Stabilization of arbitrary structures in a three-dimensional doubly degenerate nutrient taxis system

TL;DR

This paper proves the global existence and convergence to equilibrium of solutions in a three-dimensional doubly degenerate nutrient taxis system, using novel inequalities to handle the complex diffusion mechanism.

Contribution

It introduces new functional inequalities to establish global solutions and analyze their long-term behavior in a challenging degenerate diffusion system.

Findings

Global weak solutions exist for certain parameter ranges.

Solutions converge to a non-homogeneous equilibrium.

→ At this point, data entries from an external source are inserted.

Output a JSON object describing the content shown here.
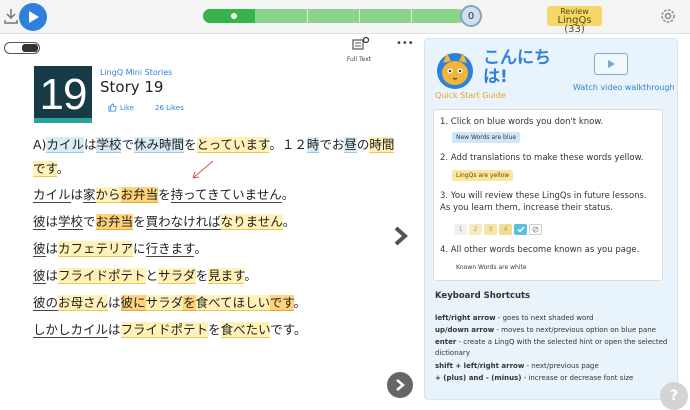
{
  "header": {
    "progress_count": "0",
    "review_line1": "Review",
    "review_line2": "LingQs",
    "review_count": "(33)"
  },
  "toolbar": {
    "view_mode_label": "Full Text",
    "more_label": "•••"
  },
  "lesson": {
    "number": "19",
    "course": "LingQ Mini Stories",
    "title": "Story 19",
    "like_label": "Like",
    "likes_count": "26 Likes"
  },
  "text_lines": [
    [
      [
        "A)",
        "w"
      ],
      [
        "カイル",
        "b"
      ],
      [
        "は",
        "w"
      ],
      [
        "学校",
        "b"
      ],
      [
        "で",
        "w"
      ],
      [
        "休み",
        "b"
      ],
      [
        "時間",
        "b"
      ],
      [
        "を",
        "w"
      ],
      [
        "とっています",
        "y"
      ],
      [
        "。１２",
        "w"
      ],
      [
        "時",
        "b"
      ],
      [
        "で",
        "w"
      ],
      [
        "お",
        "w"
      ],
      [
        "昼",
        "b"
      ],
      [
        "の",
        "w"
      ],
      [
        "時間",
        "y"
      ]
    ],
    [
      [
        "です",
        "y"
      ],
      [
        "。",
        "w"
      ]
    ],
    [
      [
        "カイル",
        "u"
      ],
      [
        "は",
        "w"
      ],
      [
        "家",
        "u"
      ],
      [
        "から",
        "y"
      ],
      [
        "お弁当",
        "o"
      ],
      [
        "を",
        "w"
      ],
      [
        "持ってきていません",
        "u"
      ],
      [
        "。",
        "w"
      ]
    ],
    [
      [
        "彼",
        "u"
      ],
      [
        "は",
        "w"
      ],
      [
        "学校",
        "u"
      ],
      [
        "で",
        "w"
      ],
      [
        "お弁当",
        "o"
      ],
      [
        "を",
        "w"
      ],
      [
        "買わなければ",
        "u"
      ],
      [
        "なりません",
        "y"
      ],
      [
        "。",
        "w"
      ]
    ],
    [
      [
        "彼",
        "u"
      ],
      [
        "は",
        "w"
      ],
      [
        "カフェテリア",
        "y"
      ],
      [
        "に",
        "w"
      ],
      [
        "行きます",
        "u"
      ],
      [
        "。",
        "w"
      ]
    ],
    [
      [
        "彼",
        "u"
      ],
      [
        "は",
        "w"
      ],
      [
        "フライドポテト",
        "y"
      ],
      [
        "と",
        "w"
      ],
      [
        "サラダ",
        "y"
      ],
      [
        "を",
        "w"
      ],
      [
        "見ます",
        "y"
      ],
      [
        "。",
        "w"
      ]
    ],
    [
      [
        "彼の",
        "u"
      ],
      [
        "お母さん",
        "y"
      ],
      [
        "は",
        "w"
      ],
      [
        "彼",
        "o"
      ],
      [
        "に",
        "o"
      ],
      [
        "サラダ",
        "y"
      ],
      [
        "を",
        "o"
      ],
      [
        "食べてほしい",
        "y"
      ],
      [
        "です",
        "o"
      ],
      [
        "。",
        "w"
      ]
    ],
    [
      [
        "しかし",
        "u"
      ],
      [
        "カイル",
        "u"
      ],
      [
        "は",
        "w"
      ],
      [
        "フライドポテト",
        "y"
      ],
      [
        "を",
        "w"
      ],
      [
        "食べたい",
        "y"
      ],
      [
        "です",
        "w"
      ],
      [
        "。",
        "w"
      ]
    ]
  ],
  "panel": {
    "greeting": "こんにちは!",
    "quick_start": "Quick Start Guide",
    "video_label": "Watch video walkthrough",
    "steps": [
      "1. Click on blue words you don't know.",
      "2. Add translations to make these words yellow.",
      "3. You will review these LingQs in future lessons. As you learn them, increase their status.",
      "4. All other words become known as you page."
    ],
    "pill_new": "New Words are blue",
    "pill_lingq": "LingQs are yellow",
    "pill_known": "Known Words are white",
    "status_levels": [
      "1",
      "2",
      "3",
      "4"
    ],
    "keyboard_title": "Keyboard Shortcuts",
    "shortcuts": [
      {
        "key": "left/right arrow",
        "desc": " - goes to next shaded word"
      },
      {
        "key": "up/down arrow",
        "desc": " - moves to next/previous option on blue pane"
      },
      {
        "key": "enter",
        "desc": " - create a LingQ with the selected hint or open the selected dictionary"
      },
      {
        "key": "shift + left/right arrow",
        "desc": " - next/previous page"
      },
      {
        "key": "+ (plus) and - (minus)",
        "desc": " - increase or decrease font size"
      }
    ],
    "help_label": "?"
  },
  "colors": {
    "accent_blue": "#2f7fdc",
    "progress_green": "#38b24a",
    "review_yellow": "#f6d868"
  }
}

The limiting profile depends on initial data and parameters.

Abstract

The doubly degenerate nutrient taxis system \begin{equation}\label {0.1} \left\{ \begin{aligned} &u_{t}=\nabla \cdot (uv\nabla u)-\chi \nabla \cdot (u^{\alpha}v\nabla v)+\ell uv,&x\in \Omega,\, t>0,\\ & v_{t}=\Delta v-uv,&x\in \Omega,\, t>0,\\ \end{aligned} \right. \end{equation} is considered under zero-flux boundary conditions in a smoothly bounded domain $\Omega\subset\mathbb{R}^3$ where $\alpha>0,\chi>0$ and $\ell> 0$. By developing a novel class of functional inequalities to address the challenges posed by the doubly degenerate diffusion mechanism in \eqref{0.1}, it is shown that for $\alpha\in(\frac{3}{2},\frac{19}{12})$, the associated initial-boundary value problem admits a global continuous weak solution for sufficiently regular initial data. Furthermore, in an appropriate topological setting, this solution converges to an equilibrium $(u_\infty, 0)$ as $t\rightarrow \infty$. Notably, the limiting profile $u_{\infty}$ is non-homogeneous when the initial signal concentration $v_0$ is sufficiently small, provided the initial data $u_0$ is not identically constant.